A limpeza de karma trabalha especificamente padrões cíclicos ligados a ações e escolhas do passado, seja desta vida, seja de vidas anteriores, que continuam a gerar consequências repetidas no presente. Distingue-se da remoção de implantes espirituais, que trabalha estruturas energéticas específicas instaladas por experiências traumáticas concretas, e distingue-se também de uma limpeza espiritual mais geral, que trata do estado energético global de uma pessoa sem necessariamente focar-se em padrões cármicos específicos. Um bom terapeuta sabe identificar, logo na conversa inicial, qual destes trabalhos corresponde melhor à situação concreta que o consulente apresenta, e não é incomum que uma sessão combine elementos de mais do que um destes tipos de trabalho quando a situação o justifica.

Uma forma simples de distinguir estas três abordagens é pensar na diferença entre uma farpa, um peso acumulado e um ciclo que se repete.

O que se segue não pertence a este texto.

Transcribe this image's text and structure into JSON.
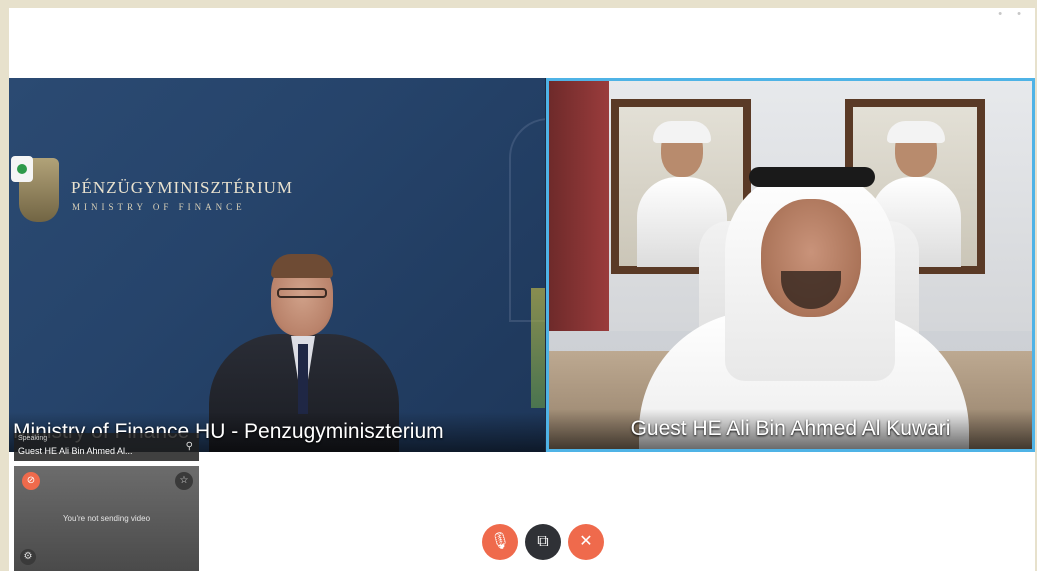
{
  "tiles": {
    "left": {
      "org_name": "PÉNZÜGYMINISZTÉRIUM",
      "org_sub": "MINISTRY OF FINANCE",
      "caption": "Ministry of Finance HU - Penzugyminiszterium"
    },
    "right": {
      "caption": "Guest HE Ali Bin Ahmed Al Kuwari"
    }
  },
  "self_view": {
    "status_label": "Speaking",
    "speaker": "Guest HE Ali Bin Ahmed Al...",
    "message": "You're not sending video"
  },
  "colors": {
    "accent": "#4fb3e6",
    "end_call": "#ef6a4c",
    "control_dark": "#2f3136"
  },
  "icons": [
    "camera-on-icon",
    "pin-icon",
    "mic-off-icon",
    "star-icon",
    "settings-icon",
    "share-icon",
    "close-icon"
  ]
}
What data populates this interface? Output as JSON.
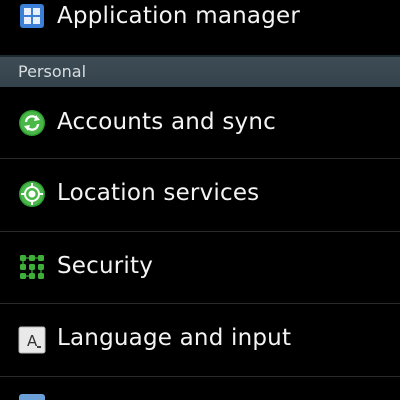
{
  "menu_top": {
    "label": "Application manager",
    "icon": "application-manager-icon"
  },
  "section": {
    "title": "Personal"
  },
  "items": [
    {
      "label": "Accounts and sync",
      "icon": "sync-icon"
    },
    {
      "label": "Location services",
      "icon": "location-icon"
    },
    {
      "label": "Security",
      "icon": "security-icon"
    },
    {
      "label": "Language and input",
      "icon": "language-icon"
    }
  ],
  "colors": {
    "background": "#000000",
    "section_header": "#3a4850",
    "text": "#f4f4f4",
    "accent_green": "#3fae3a",
    "accent_blue": "#3f7fd0"
  }
}
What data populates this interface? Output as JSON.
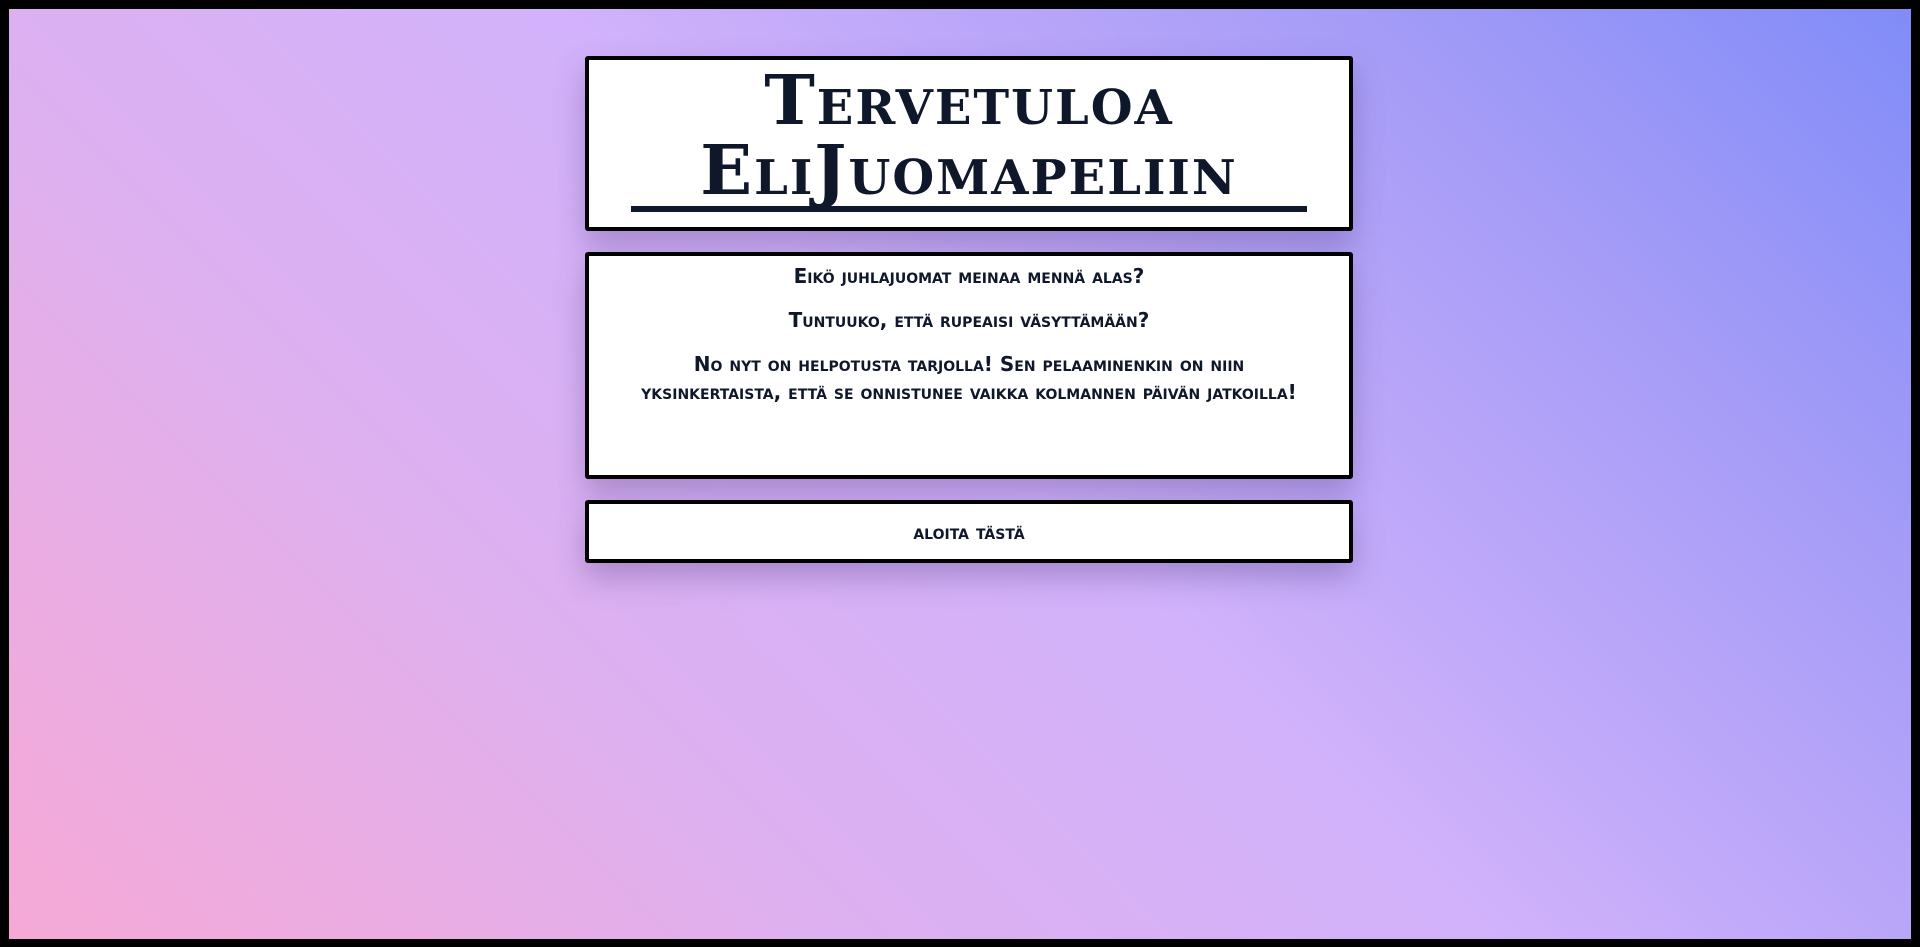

Um implante espiritual é como uma farpa específica, alojada num único ponto, com uma origem geralmente identificável e concreta. Uma sobrecarga energética geral, trabalhada pela limpeza espiritual mais ampla, é como um peso difuso que se acumulou ao longo do tempo sem uma origem única e específica. Um padrão cármico, por outro lado, é como um ciclo que se repete em espiral, voltando sempre ao mesmo ponto através de circunstâncias diferentes, mesmo quando cada elemento concreto dessas circunstâncias muda de uma situação para a outra ao longo do tempo. Esta distinção, embora simplificada, ajuda a escolher com mais clareza qual destes trabalhos corresponde à experiência real que se está a viver, e pode até ajudar a comunicar melhor essa experiência ao próprio terapeuta na primeira conversa antes da sessão começar formalmente.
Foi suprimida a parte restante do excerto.